CMCS – Center for Mindfulness and Contemplative Studies


This and other Contemplative Studies posts are also available on Google+ https://plus.google.com/106784388191201299496/posts and on Twitter @MindfulResearch


Study Summary


Li, X., Si, H., Chen, Y., Li, S., Yin, N., & Wang, Z. (2020). Effects of fitness qigong and tai chi on middle-aged and elderly patients with type 2 diabetes mellitus. PloS one, 15(12), e0243989. https://doi.org/10.1371/journal.pone.0243989



Currently, qigong and tai chi exercises are the two most common preventive as well as therapeutic interventions for chronic metabolic diseases such as type 2 diabetes mellitus (T2DM).
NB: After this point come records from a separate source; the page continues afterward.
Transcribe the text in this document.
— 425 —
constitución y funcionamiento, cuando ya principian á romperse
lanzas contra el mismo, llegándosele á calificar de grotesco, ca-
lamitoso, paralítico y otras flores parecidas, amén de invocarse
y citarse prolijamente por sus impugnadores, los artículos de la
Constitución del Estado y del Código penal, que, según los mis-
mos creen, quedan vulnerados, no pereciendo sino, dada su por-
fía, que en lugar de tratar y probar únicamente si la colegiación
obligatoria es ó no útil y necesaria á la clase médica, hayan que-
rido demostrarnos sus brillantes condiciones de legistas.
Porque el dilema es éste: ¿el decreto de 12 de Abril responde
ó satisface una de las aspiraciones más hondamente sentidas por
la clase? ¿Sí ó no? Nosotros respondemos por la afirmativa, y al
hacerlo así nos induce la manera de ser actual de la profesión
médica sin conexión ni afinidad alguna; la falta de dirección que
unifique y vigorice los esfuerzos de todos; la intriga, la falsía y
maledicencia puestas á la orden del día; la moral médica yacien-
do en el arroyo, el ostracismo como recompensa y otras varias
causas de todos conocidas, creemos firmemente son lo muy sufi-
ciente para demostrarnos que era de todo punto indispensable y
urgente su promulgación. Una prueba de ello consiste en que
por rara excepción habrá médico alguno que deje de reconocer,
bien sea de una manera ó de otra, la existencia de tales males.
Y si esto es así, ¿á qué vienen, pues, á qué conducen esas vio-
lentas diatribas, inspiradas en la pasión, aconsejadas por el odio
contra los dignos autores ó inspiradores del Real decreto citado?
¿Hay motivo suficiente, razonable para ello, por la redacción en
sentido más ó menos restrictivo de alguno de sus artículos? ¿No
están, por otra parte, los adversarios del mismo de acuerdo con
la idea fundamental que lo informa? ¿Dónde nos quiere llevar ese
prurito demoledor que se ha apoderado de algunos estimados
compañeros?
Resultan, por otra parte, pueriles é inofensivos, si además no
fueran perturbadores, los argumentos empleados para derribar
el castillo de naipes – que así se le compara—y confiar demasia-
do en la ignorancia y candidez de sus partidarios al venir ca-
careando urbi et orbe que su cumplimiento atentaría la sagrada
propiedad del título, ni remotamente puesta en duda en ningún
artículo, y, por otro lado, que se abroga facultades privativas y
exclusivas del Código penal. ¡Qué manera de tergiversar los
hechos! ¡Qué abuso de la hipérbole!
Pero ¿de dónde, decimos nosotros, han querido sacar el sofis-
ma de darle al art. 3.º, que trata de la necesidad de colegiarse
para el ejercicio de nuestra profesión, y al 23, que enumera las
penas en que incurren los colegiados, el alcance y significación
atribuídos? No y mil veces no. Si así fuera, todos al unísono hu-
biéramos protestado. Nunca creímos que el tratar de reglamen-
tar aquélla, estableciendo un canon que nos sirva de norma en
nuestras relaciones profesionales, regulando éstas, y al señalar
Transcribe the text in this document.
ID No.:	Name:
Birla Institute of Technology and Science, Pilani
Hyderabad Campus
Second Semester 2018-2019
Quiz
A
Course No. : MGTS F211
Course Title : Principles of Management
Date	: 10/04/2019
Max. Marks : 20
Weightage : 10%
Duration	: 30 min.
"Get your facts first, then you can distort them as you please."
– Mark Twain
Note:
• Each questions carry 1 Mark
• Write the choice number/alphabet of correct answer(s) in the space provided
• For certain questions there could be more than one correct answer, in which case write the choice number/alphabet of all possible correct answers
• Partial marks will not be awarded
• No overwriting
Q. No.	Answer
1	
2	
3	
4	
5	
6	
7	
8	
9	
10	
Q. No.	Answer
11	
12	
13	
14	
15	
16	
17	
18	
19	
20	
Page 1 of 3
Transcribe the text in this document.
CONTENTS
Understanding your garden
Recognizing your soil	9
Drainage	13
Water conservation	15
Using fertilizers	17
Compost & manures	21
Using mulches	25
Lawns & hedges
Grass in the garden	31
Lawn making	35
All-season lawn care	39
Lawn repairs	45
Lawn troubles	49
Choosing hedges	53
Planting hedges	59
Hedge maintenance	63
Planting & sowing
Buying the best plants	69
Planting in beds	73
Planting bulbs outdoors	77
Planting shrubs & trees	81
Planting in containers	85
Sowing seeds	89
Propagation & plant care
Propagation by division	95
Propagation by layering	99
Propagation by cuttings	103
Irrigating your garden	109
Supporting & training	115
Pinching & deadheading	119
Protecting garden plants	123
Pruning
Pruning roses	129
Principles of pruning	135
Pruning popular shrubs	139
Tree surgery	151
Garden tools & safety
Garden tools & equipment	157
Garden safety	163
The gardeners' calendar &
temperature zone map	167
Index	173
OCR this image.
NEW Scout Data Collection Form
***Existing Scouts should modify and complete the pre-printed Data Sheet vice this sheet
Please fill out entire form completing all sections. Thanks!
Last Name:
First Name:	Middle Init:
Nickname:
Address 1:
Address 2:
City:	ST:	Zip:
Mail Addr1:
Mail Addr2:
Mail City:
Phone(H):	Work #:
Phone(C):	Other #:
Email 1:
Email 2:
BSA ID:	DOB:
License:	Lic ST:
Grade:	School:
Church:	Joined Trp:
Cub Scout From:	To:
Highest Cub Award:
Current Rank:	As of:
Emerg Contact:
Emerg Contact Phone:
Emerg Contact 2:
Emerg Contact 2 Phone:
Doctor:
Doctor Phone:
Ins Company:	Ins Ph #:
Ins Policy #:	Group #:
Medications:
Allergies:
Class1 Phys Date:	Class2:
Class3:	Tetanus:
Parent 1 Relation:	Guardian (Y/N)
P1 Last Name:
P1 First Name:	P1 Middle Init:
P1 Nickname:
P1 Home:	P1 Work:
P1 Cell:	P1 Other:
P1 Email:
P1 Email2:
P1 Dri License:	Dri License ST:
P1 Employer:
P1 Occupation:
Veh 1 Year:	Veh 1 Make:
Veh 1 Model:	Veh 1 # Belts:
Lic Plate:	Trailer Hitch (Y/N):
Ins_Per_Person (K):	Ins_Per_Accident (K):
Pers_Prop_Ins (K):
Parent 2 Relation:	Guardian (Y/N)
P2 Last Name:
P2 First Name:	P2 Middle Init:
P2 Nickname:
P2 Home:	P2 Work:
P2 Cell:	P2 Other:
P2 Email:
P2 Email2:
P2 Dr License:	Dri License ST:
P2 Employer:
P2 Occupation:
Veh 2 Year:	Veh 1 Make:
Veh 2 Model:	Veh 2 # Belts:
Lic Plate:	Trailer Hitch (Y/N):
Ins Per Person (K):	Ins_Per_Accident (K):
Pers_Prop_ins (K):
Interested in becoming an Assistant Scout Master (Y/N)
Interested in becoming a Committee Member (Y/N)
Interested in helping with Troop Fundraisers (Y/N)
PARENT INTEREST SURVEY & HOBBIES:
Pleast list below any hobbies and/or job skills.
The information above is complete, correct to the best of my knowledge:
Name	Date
However, the quantitative evaluation of these interventions is limited. This study aimed to evaluate the therapeutic efficacy of qigong and tai chi intervention in middle-aged and older adults with T2DM. The study included 103 eligible participants, who were randomized to participate for 12 weeks, in one of the following intervention groups for the treatment of T2DM: fitness qigong, tai chi, and control group. Three biochemical measures, including fasting plasma glucose (FPG), glycated hemoglobin (HbA1C), and C-peptide (C-P) levels, assessed at baseline and 12 weeks, served as the primary outcome measures. During the training process, 16 of the 103 participants dropped out. After the 12-week intervention, there were significant influences on HbA1C (F2,83 = 4.88, p = 0.010) and C-P levels (F2,83 = 3.64, p = 0.031). Moreover, significant reduction in C-P levels was observed after 12-week tai chi practice (p = 0.004). Furthermore, there was a significant negative correlation between the duration of T2DM and the relative changes in FPG levels after qigong intervention, and the relative changes in HbA1C levels were positively correlated with waist-to-height ratio after tai chi practice. Our study suggests that targeted qigong exercise might have a better interventional effect on patients with a longer duration of T2DM, while tai chi might be risky for people with central obesity.